Kösoğlu yazılarında, kitaplarında, konuşmalarında hiçbir zaman karamsarlığa kapılmadı. Milliyetçilere hep ümit ve cesaret üflemeye çalıştı. Milli meselelerin iç siyaset malzemesi yapılmaması gerektiğini belirten Kösoğlu, adeta yaygın bir hastalığa parmak basarak eleştirilerin nasıl olması gerektiği hususunda da şunları yazdı:”Eleştirilerimizi, yahut uyarılarımızı öyle yapmalıyız ki, söylediklerimiz ve üslubumuz,milletimizin hamle gücünü,milli gerilimini,hayat şevkini, velhasıl kendine olan güveni sarsmasın.Onun ümidini kırmasın,eskilerin tabiri ile kuvve-i maneviyesini bozmasın. Milleti güvensizliğe,umutsuzluğa düşüren,karamsarlığa iten,geleceğini karartan söz ve üslupları milliyetçiler kullanmaz.Bu yüzden milletimize yönelen tehditlerin en büyüğünün bu güvensizlik-inançsızlık olduğunu bilmeliyiz.Milli varlığımızı tehdit eden merkezlerin, önce bu güveni, İmanı sarsmak için hamle yapacaklarını bilmeliyiz.” Kösoğlu’nun bu tespitinin, hem dışa doğru, hem içe doğru eleştirilerde tutulması gereken yolu gösterdiğine şüphe yoktur.

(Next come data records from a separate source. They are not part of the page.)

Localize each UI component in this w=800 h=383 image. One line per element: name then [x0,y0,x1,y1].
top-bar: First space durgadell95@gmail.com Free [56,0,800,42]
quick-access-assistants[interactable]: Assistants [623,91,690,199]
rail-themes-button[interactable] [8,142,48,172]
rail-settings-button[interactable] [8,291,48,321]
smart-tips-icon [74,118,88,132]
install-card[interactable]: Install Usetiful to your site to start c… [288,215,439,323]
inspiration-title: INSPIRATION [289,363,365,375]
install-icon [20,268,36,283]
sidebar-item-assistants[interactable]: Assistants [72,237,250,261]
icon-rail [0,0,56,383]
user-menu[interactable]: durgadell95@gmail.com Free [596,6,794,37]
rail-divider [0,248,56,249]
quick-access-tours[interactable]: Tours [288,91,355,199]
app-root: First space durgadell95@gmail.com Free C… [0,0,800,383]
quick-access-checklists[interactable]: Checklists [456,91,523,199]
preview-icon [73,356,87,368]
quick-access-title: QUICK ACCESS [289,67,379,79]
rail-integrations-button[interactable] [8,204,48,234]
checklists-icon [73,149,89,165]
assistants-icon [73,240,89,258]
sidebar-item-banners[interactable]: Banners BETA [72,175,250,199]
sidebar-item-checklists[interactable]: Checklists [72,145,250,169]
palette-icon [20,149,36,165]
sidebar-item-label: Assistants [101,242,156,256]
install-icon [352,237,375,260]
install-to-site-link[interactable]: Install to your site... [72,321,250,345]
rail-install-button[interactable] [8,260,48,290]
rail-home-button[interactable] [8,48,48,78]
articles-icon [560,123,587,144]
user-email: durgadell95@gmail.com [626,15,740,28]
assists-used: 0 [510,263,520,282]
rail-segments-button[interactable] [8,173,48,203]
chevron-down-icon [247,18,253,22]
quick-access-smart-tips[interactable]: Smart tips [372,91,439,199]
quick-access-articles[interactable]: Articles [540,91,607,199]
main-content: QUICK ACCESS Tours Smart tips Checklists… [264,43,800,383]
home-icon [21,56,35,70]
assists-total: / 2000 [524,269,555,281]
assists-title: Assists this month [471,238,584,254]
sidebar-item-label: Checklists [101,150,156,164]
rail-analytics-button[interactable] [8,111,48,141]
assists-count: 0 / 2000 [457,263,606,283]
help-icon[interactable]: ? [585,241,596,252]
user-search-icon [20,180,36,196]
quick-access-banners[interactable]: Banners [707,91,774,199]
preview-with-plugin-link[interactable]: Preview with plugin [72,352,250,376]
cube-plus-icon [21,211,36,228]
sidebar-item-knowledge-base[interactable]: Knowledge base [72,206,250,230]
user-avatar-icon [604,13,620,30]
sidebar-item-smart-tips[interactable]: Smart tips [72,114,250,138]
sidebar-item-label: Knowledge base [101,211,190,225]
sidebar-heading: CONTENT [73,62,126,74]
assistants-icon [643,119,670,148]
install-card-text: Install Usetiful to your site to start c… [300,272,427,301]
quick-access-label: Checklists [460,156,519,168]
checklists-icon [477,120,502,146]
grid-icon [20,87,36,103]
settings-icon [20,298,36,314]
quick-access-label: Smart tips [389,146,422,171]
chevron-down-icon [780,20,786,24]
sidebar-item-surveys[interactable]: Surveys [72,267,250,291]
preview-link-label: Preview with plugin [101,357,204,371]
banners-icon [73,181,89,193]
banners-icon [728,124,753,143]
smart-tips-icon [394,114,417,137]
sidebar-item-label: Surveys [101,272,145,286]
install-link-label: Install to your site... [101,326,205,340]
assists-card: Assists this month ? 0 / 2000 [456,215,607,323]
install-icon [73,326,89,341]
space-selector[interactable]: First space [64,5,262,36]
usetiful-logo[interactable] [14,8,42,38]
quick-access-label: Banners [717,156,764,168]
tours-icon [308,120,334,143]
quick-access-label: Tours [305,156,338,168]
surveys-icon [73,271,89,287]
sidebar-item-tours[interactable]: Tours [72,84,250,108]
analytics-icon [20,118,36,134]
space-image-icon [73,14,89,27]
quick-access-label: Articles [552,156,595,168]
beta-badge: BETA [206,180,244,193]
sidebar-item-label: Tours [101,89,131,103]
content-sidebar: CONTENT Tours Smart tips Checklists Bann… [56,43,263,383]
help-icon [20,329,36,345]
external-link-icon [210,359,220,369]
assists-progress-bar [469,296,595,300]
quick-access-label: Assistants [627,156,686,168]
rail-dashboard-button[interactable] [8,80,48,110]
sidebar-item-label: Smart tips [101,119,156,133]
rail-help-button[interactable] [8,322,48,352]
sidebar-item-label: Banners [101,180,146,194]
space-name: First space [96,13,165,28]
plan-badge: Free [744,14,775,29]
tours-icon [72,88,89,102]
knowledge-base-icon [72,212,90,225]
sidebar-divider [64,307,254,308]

Kösoğlu’na göre yeni bir medeniyet hamlesi ancak yeni bir milli gerilimle mümkündür.Milli gerilim ise ona göre bir milletin başarma azmi, fethetme gücü, kazanma hırs ve enerjisini ifade etmektedir. Uzun bir aradan sonra, o gerilimi yeniden gördüğünü söyleyen Kösoğlu,fikir hayatı boyunca yeni bir medeniyet hamlesi için en önde koşan fikir adamlarından biri oldu. Sinesinde hep bu milletin dert ve problemlerini taşıdı. Palandökenin zirvelerini hatırlatan mizacıyla hep dik durdu. Omuzlarına binen yük her dava adamı gibi onu da zamanından önce ihtiyarlattı. O şimdi hasta ve Ankara onkoloji hastanesinde ciğerlerine çektiği acıların oluşturduğu amansız bir hastalıkla, kanserle boğuşuyor. Geçen hafta kendisini Başbakan ziyaret etti. Onu asıl ziyaret etmesi gerekenlerin durumundan haberi yok. Milliyetçilik sadece lafla olmuyor. Ahlakını taşımadığınız bir fikrin, kendisini de taşıyamazsınız. Vefası olmayan bir hareketin geleceği de olmaz. Eserlerinden çok istifade ettiğim bu büyük fikir evliyasına Allah’tan şifalar diliyor, daha nice seneler, içinde bulunduğumuz karanlığa ışık tutmasını temenni ediyorum.”